Ahora llegaba mi turno de parpadear y extrañarme.
—¿Perdona?
—Mira, si yo fuera el asesino, me daría cuenta de que eso me deja libre de sospechas, ¿no? Con un detenido se acaba la búsqueda. ¿Por qué no parar? ¿O incluso largarme a otro lado y volver a empezar?
—Imposible —dije—. Tú no entiendes cómo piensa este individuo.
—Supongo que no —dijo ella—. ¿Cómo lo haces tú?
Preferí pasar por alto aquella pregunta.
—Se quedará aquí y volverá a matar. Tiene que demostrarnos a todos lo que piensa de nosotros.
—¿Que es…?
—Nada bueno —admití—. Hemos cometido una estupidez al arrestar a un perdedor tan obvio como Daryll Earl. Es cómico.
—Ja, ja —dijo Deb sin la menor alegría.
—Pero al mismo tiempo lo hemos insultado. Hemos dado a ese mediocre gilipollas todo el crédito de su trabajo, que es como decirle a Jackson Pollock que tu hijo de seis años podría haber pintado sus cuadros.
—¿Jackson Pollock? ¿El pintor? Dexter, ese tío es un carnicero.
—A su modo, es un artista, Deborah. Y se considera como tal.
—Por el amor de Dios. Es la mayor estupidez que…
—Confía en mí, Deb.
—Sí, confío en ti. ¿Por qué no iba a confiar? De modo que tenemos a un artista airado y divertido que no piensa irse a ninguna parte, ¿es así?
—Exacto —dije—. Tiene que volver a hacerlo, y esta vez delante de nuestras narices. Con toda seguridad será algo más grande.

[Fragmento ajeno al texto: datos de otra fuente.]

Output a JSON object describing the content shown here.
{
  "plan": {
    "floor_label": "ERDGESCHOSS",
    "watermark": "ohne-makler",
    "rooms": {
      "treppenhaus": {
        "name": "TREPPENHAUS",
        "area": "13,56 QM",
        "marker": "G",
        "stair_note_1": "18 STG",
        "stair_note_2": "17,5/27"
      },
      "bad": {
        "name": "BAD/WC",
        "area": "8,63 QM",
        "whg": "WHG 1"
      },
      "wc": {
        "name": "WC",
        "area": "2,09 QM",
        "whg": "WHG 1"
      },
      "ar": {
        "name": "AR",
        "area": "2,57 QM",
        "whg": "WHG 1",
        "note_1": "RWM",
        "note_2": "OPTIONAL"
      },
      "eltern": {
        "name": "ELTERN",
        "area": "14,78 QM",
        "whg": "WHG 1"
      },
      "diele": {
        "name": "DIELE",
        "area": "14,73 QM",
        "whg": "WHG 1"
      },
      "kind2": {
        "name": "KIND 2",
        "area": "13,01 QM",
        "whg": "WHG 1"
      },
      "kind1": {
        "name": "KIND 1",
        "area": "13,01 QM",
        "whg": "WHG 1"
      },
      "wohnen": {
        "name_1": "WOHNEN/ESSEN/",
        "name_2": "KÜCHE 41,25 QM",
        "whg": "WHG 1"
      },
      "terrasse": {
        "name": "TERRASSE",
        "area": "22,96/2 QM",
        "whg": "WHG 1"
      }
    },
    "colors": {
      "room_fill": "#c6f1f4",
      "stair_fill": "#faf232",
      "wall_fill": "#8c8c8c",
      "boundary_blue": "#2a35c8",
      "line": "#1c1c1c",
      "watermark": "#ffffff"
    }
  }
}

—¿Qué hará esta vez: matar a una puta gorda?
—A mayor escala, Deborah. Más grande en concepto. Apabullante.
—Oh, apabullante. Claro. Como si usara abono orgánico.
—Las cartas han cambiado, Deb. Se siente ofendido, insultado, y el siguiente asesinato reflejará esos sentimientos.
—Ya —dijo ella—. ¿Y en qué se traduce eso?
—La verdad es que no lo sé —admití.
—Pero estás seguro de ello.
—Sin duda —dije.
—Se aproxima una tormenta —dijo ella—. Pero al menos ya sé lo que debo esperar.